How are aesthetics and ethics related to the practical realities of the global fashion industry? Both have played an important role in academic fashion studies to this point, but they are most often discussed in the context of abstract phenomena such as modernity and capitalism, or identity issues such as sexuality, class and gender. The essays in this volume strive instead to show how the realities of the global fashion industry have important and pertinent aesthetic and ethical consequences.
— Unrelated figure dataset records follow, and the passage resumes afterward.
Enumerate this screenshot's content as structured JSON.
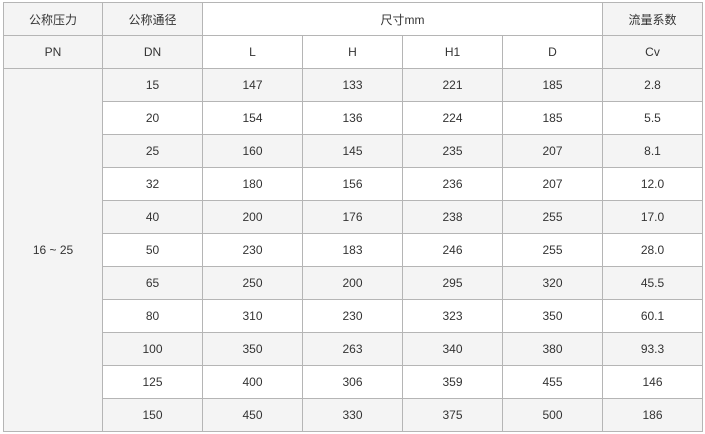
{
  "header": {
    "pressure_label": "公称压力",
    "pressure_unit": "PN",
    "diameter_label": "公称通径",
    "diameter_unit": "DN",
    "dimensions_label": "尺寸mm",
    "dim_columns": [
      "L",
      "H",
      "H1",
      "D"
    ],
    "flow_label": "流量系数",
    "flow_unit": "Cv"
  },
  "pressure_value": "16 ~ 25",
  "rows": [
    [
      "15",
      "147",
      "133",
      "221",
      "185",
      "2.8"
    ],
    [
      "20",
      "154",
      "136",
      "224",
      "185",
      "5.5"
    ],
    [
      "25",
      "160",
      "145",
      "235",
      "207",
      "8.1"
    ],
    [
      "32",
      "180",
      "156",
      "236",
      "207",
      "12.0"
    ],
    [
      "40",
      "200",
      "176",
      "238",
      "255",
      "17.0"
    ],
    [
      "50",
      "230",
      "183",
      "246",
      "255",
      "28.0"
    ],
    [
      "65",
      "250",
      "200",
      "295",
      "320",
      "45.5"
    ],
    [
      "80",
      "310",
      "230",
      "323",
      "350",
      "60.1"
    ],
    [
      "100",
      "350",
      "263",
      "340",
      "380",
      "93.3"
    ],
    [
      "125",
      "400",
      "306",
      "359",
      "455",
      "146"
    ],
    [
      "150",
      "450",
      "330",
      "375",
      "500",
      "186"
    ]
  ],
  "colors": {
    "shaded": "#f4f4f4",
    "border": "#b5b5b5",
    "text": "#333333"
  }
}
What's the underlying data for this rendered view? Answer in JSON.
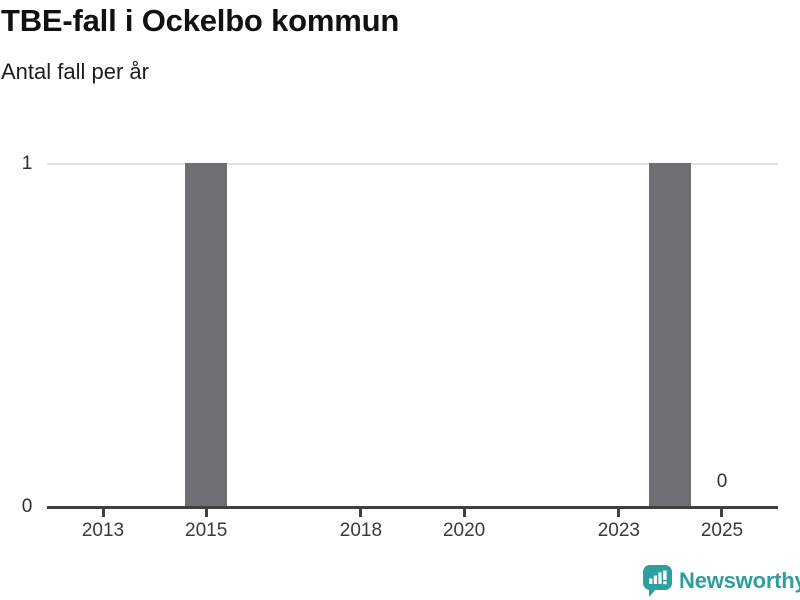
{
  "header": {
    "title": "TBE-fall i Ockelbo kommun",
    "subtitle": "Antal fall per år"
  },
  "chart_data": {
    "type": "bar",
    "title": "TBE-fall i Ockelbo kommun",
    "subtitle": "Antal fall per år",
    "categories": [
      2012,
      2013,
      2014,
      2015,
      2016,
      2017,
      2018,
      2019,
      2020,
      2021,
      2022,
      2023,
      2024,
      2025
    ],
    "values": [
      0,
      0,
      0,
      1,
      0,
      0,
      0,
      0,
      0,
      0,
      0,
      0,
      1,
      0
    ],
    "xlabel": "",
    "ylabel": "",
    "ylim": [
      0,
      1
    ],
    "y_ticks": [
      1,
      0
    ],
    "x_tick_years": [
      2013,
      2015,
      2018,
      2020,
      2023,
      2025
    ],
    "grid": "single horizontal gridline at y=1",
    "legend": "none",
    "annotations": [
      {
        "year": 2025,
        "label": "0"
      }
    ]
  },
  "footer": {
    "brand_label": "Newsworthy",
    "logo_icon": "bar-chart-speech-bubble-icon"
  },
  "colors": {
    "background": "#ffffff",
    "bar": "#6e6e73",
    "gridline": "#e2e2e2",
    "axis": "#404040",
    "tick_label": "#3a3a3a",
    "title": "#111111",
    "brand": "#2f9e9e"
  }
}
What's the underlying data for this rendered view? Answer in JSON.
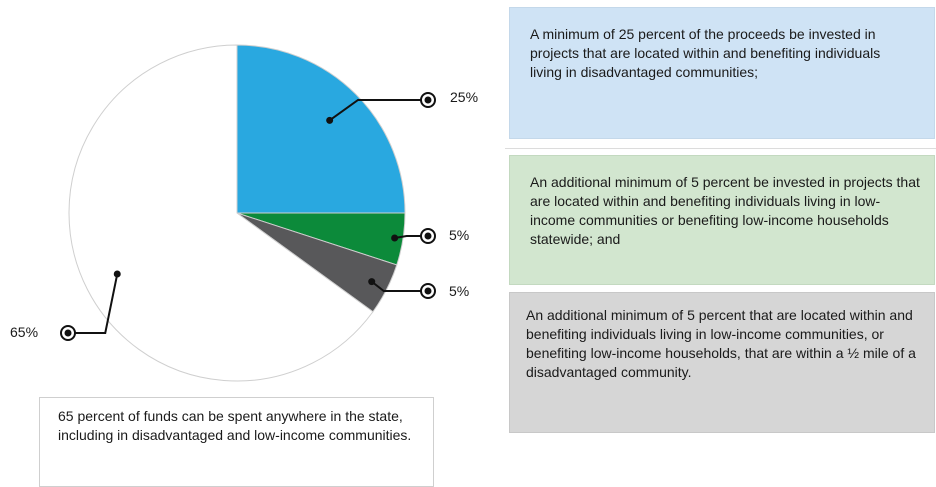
{
  "chart_data": {
    "type": "pie",
    "slices": [
      {
        "label": "25%",
        "value": 25,
        "color": "#29a8e0"
      },
      {
        "label": "5%",
        "value": 5,
        "color": "#0c8a3a"
      },
      {
        "label": "5%",
        "value": 5,
        "color": "#58585a"
      },
      {
        "label": "65%",
        "value": 65,
        "color": "#ffffff"
      }
    ],
    "annotations": [
      "A minimum of 25 percent of the proceeds be invested in projects that are located within and benefiting individuals living in disadvantaged communities;",
      "An additional minimum of 5 percent be invested in projects that are located within and benefiting individuals living in low-income communities or benefiting low-income households statewide; and",
      "An additional minimum of 5 percent that are located within and benefiting individuals living in low-income communities, or benefiting low-income households, that are within a ½ mile of a disadvantaged community.",
      "65 percent of funds can be spent anywhere in the state, including in disadvantaged and low-income communities."
    ]
  }
}
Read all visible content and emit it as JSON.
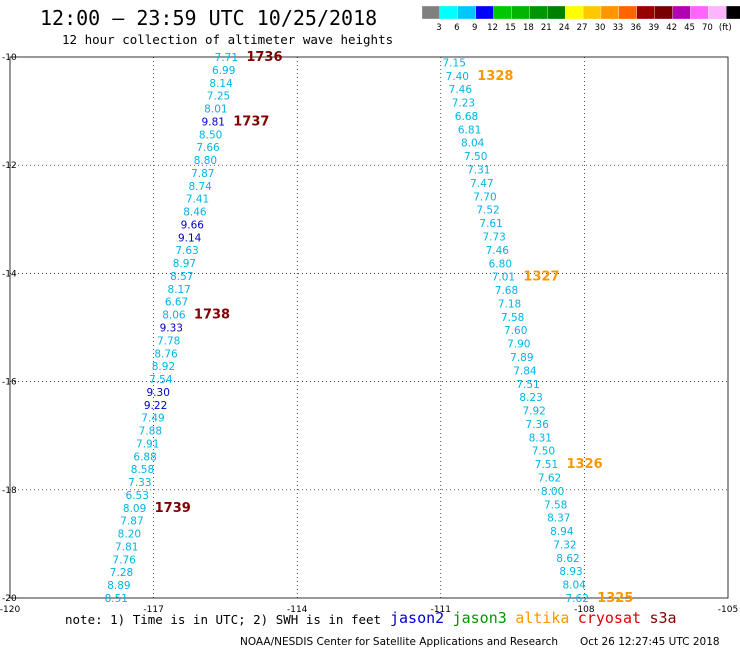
{
  "header": {
    "title": "12:00 – 23:59 UTC 10/25/2018",
    "subtitle": "12 hour collection of altimeter wave heights"
  },
  "color_scale": {
    "colors": [
      "#808080",
      "#00ffff",
      "#00c8ff",
      "#0000ff",
      "#00c800",
      "#00b400",
      "#009600",
      "#008000",
      "#ffff00",
      "#ffc800",
      "#ff9600",
      "#ff6400",
      "#960000",
      "#780000",
      "#b400b4",
      "#ff64ff",
      "#ffb4ff",
      "#000000"
    ],
    "labels": [
      "3",
      "6",
      "9",
      "12",
      "15",
      "18",
      "21",
      "24",
      "27",
      "30",
      "33",
      "36",
      "39",
      "42",
      "45",
      "70",
      "(ft)"
    ]
  },
  "footer": {
    "note": "note:  1) Time is in UTC;  2) SWH is in feet",
    "credit": "NOAA/NESDIS Center for Satellite Applications and Research",
    "timestamp": "Oct 26 12:27:45 UTC 2018"
  },
  "legend": [
    {
      "name": "jason2",
      "color": "#0000cc"
    },
    {
      "name": "jason3",
      "color": "#009600"
    },
    {
      "name": "altika",
      "color": "#ff9600"
    },
    {
      "name": "cryosat",
      "color": "#e00000"
    },
    {
      "name": "s3a",
      "color": "#800000"
    }
  ],
  "chart_data": {
    "type": "scatter",
    "x_ticks": [
      "-120",
      "-117",
      "-114",
      "-111",
      "-108",
      "-105"
    ],
    "y_ticks": [
      "-10",
      "-12",
      "-14",
      "-16",
      "-18",
      "-20"
    ],
    "xlim": [
      -120,
      -105
    ],
    "ylim": [
      -20,
      -10
    ],
    "grid": true,
    "tracks": [
      {
        "satellite": "s3a",
        "color": "#00b4e6",
        "start": [
          -115.48,
          -10.0
        ],
        "end": [
          -117.78,
          -20.0
        ],
        "values": [
          "7.71",
          "6.99",
          "8.14",
          "7.25",
          "8.01",
          "9.81",
          "8.50",
          "7.66",
          "8.80",
          "7.87",
          "8.74",
          "7.41",
          "8.46",
          "9.66",
          "9.14",
          "7.63",
          "8.97",
          "8.57",
          "8.17",
          "6.67",
          "8.06",
          "9.33",
          "7.78",
          "8.76",
          "8.92",
          "7.54",
          "9.30",
          "9.22",
          "7.49",
          "7.88",
          "7.91",
          "6.88",
          "8.58",
          "7.33",
          "6.53",
          "8.09",
          "7.87",
          "8.20",
          "7.81",
          "7.76",
          "7.28",
          "8.89",
          "8.51"
        ],
        "times": [
          {
            "label": "1736",
            "after": 0
          },
          {
            "label": "1737",
            "after": 5
          },
          {
            "label": "1738",
            "after": 20
          },
          {
            "label": "1739",
            "after": 35
          }
        ],
        "time_color": "#800000"
      },
      {
        "satellite": "altika",
        "color": "#00b4e6",
        "start": [
          -110.72,
          -10.1
        ],
        "end": [
          -108.15,
          -20.0
        ],
        "values": [
          "7.15",
          "7.40",
          "7.46",
          "7.23",
          "6.68",
          "6.81",
          "8.04",
          "7.50",
          "7.31",
          "7.47",
          "7.70",
          "7.52",
          "7.61",
          "7.73",
          "7.46",
          "6.80",
          "7.01",
          "7.68",
          "7.18",
          "7.58",
          "7.60",
          "7.90",
          "7.89",
          "7.84",
          "7.51",
          "8.23",
          "7.92",
          "7.36",
          "8.31",
          "7.50",
          "7.51",
          "7.62",
          "8.00",
          "7.58",
          "8.37",
          "8.94",
          "7.32",
          "8.62",
          "8.93",
          "8.04",
          "7.62"
        ],
        "times": [
          {
            "label": "1328",
            "after": 1
          },
          {
            "label": "1327",
            "after": 16
          },
          {
            "label": "1326",
            "after": 30
          },
          {
            "label": "1325",
            "after": 40
          }
        ],
        "time_color": "#ff9600"
      }
    ]
  }
}
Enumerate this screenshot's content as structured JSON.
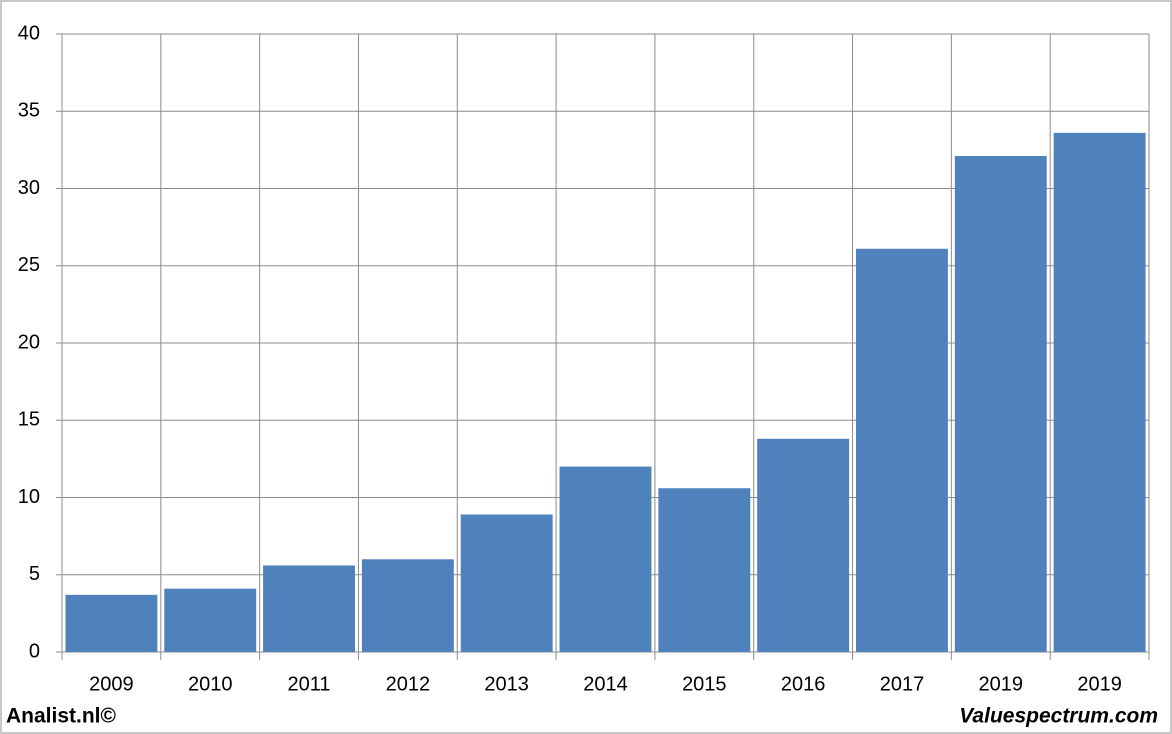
{
  "chart_data": {
    "type": "bar",
    "categories": [
      "2009",
      "2010",
      "2011",
      "2012",
      "2013",
      "2014",
      "2015",
      "2016",
      "2017",
      "2019",
      "2019"
    ],
    "values": [
      3.7,
      4.1,
      5.6,
      6.0,
      8.9,
      12.0,
      10.6,
      13.8,
      26.1,
      32.1,
      33.6
    ],
    "color": "#4f81bd",
    "ylim": [
      0,
      40
    ],
    "yticks": [
      0,
      5,
      10,
      15,
      20,
      25,
      30,
      35,
      40
    ],
    "grid": true,
    "credits": [
      "Analist.nl©",
      "Valuespectrum.com"
    ]
  }
}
This collection provides critical and philosophical analysis of the interplay of aesthetics and ethics within the global fashion industry. Characterized by an increasingly fast spinning production, the industry is highly exploitative in terms of environment and labor force: underpaid textile workers, retailers working under brutal competition from the mass-merchandise discounters, young designers, seamstresses and curators often working for free, and a vast body of aspiring models. In addition, fashion-related aesthetic ideals are becoming more influential than ever in directing consumers in their social and personal identification processes and bodily practices with sometimes fatal consequences.
Covering a wide range of subjects such as fashion’s highly problematic production and consumption practices, the possibility of producing and consuming fashion ethically, fashion’s intimate connection with nature and technology, Fashion Aesthetics and Ethics highlights the powerful aesthetical presence of fashion in relation to its ethical premises and often problematic outcomes.